Hay que ser muy inocente para seguir defendiendo que, en un botellón, son mayoría quienes no abusan del alcohol ni consumen otros tipos de sustancias. Ocho de cada diez adolescentes que participan en botellones beben alcohol, con un consumo medio de más de cinco copas y evidenciando la asociación entre esta práctica «socializadora» y el consumo abusivo de bebidas alcohólicas. No se trata, por tanto, de una práctica inocua sino claramente favorecedora de un patrón de consumo de alto riesgo. En consecuencia, no es extraño que cerca del 40% de los escolares con edades entre 14 y 18 años se hayan embriagado en el último mes o que dos terceras partes de quienes beben alcohol, a esas edades, sean capaces de meterse entre pecho y espalda la friolera de cinco o más copas en apenas dos horas ¿Serían ustedes capaces de hacer esto semana sí y semana también? Es evidente que no se trata de un consumo moderado sino de una alcoholización masiva. Somos excesivamente mojigatos a la hora de poner freno a estas situaciones.

Debemos exigir mayor responsabilidad a la hora de aplicar la ley.
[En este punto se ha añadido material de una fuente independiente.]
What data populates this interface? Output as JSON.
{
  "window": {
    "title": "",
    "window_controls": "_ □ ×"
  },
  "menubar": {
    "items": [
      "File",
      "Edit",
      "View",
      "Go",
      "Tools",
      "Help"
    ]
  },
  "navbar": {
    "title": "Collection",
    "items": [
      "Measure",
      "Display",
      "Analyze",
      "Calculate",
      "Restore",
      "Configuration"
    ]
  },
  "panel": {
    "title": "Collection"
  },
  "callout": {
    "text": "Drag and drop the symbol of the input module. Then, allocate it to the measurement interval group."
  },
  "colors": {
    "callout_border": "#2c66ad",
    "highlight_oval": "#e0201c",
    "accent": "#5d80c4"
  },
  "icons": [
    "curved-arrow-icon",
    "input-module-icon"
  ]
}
Las medidas son eficaces pero necesitan un apoyo político del que carecen -ojo, solo se trata de cumplir las leyes, nada más- y alcanzar una concienciación social que facilite su aplicación. El botellón afecta a la convivencia vecinal, cierto, pero aún más a la salud de quienes participan en este acto. El primer problema se solventa con ese «acompañamiento» policial a lugares menos molestos. Una estrategia que ciega a los policías ante la evidencia del consumo por parte de menores y les obliga a ser colaboradores necesarios del incumplimiento de la ley. Si se permite el consumo en vía pública -como así se aprecia ante cualquier botellón- es evidente que se está colaborando en la inobservancia de la ley, bien por acción, bien por omisión.

Sin embargo, el aspecto más importante es la prevención del abuso de alcohol entre los adolescentes, algo que no parece ser prioritario si nos atenemos a las actuaciones desarrolladas. Nos encontramos ante un cambio radical en el modo de gestionar y disfrutar el ocio, un cambio que exige de un mayor compromiso por parte de las corporaciones locales. Sólo con multas no se previene el problema, sino disminuyendo la presión social de consumo y desarrollando políticas de actuación que provean alternativas reales a un ocio basado en el consumo de alcohol. Disponemos de dos vías de actuación y, lamentablemente, se ha optado por la menos ambiciosa. Ofrecer alternativas al botellón debería ser la actuación nuclear, tratándose de una estrategia de eficacia contrastada aunque precise de un arduo trabajo de planificación y no pocos medios. Por el contrario, es preciso evitar el conformismo y limitar las aspiraciones a la simple reducción de los daños asociados al abuso de alcohol.

Acorralando los botellones se pretende disminuir el número de peleas u ofertar una atención más inmediata ante un coma etílico -¿hay un SAMU en cada botellón?-, pero la realidad es bien distinta y el problema de salud sigue creciendo. Nos hemos instalado en las políticas de reducción del daño, renunciando a objetivos más ambiciosos. Lo importante ahora es asegurar borracheras en un ambiente «controlado»; lo de menos, evitar el abuso de alcohol entre los adolescentes.

Este tipo de políticas públicas, como cualquier otra, no se planifican desde un despacho ni bajo el criterio de políticos insensatos, sino mediante el análisis riguroso por parte de expertos. Como bien decía Groucho, la política se caracteriza por buscar problemas, encontrarlos, hacer un diagnóstico falso y aplicar los remedios equivocados. A veces se agradece que piensen otros.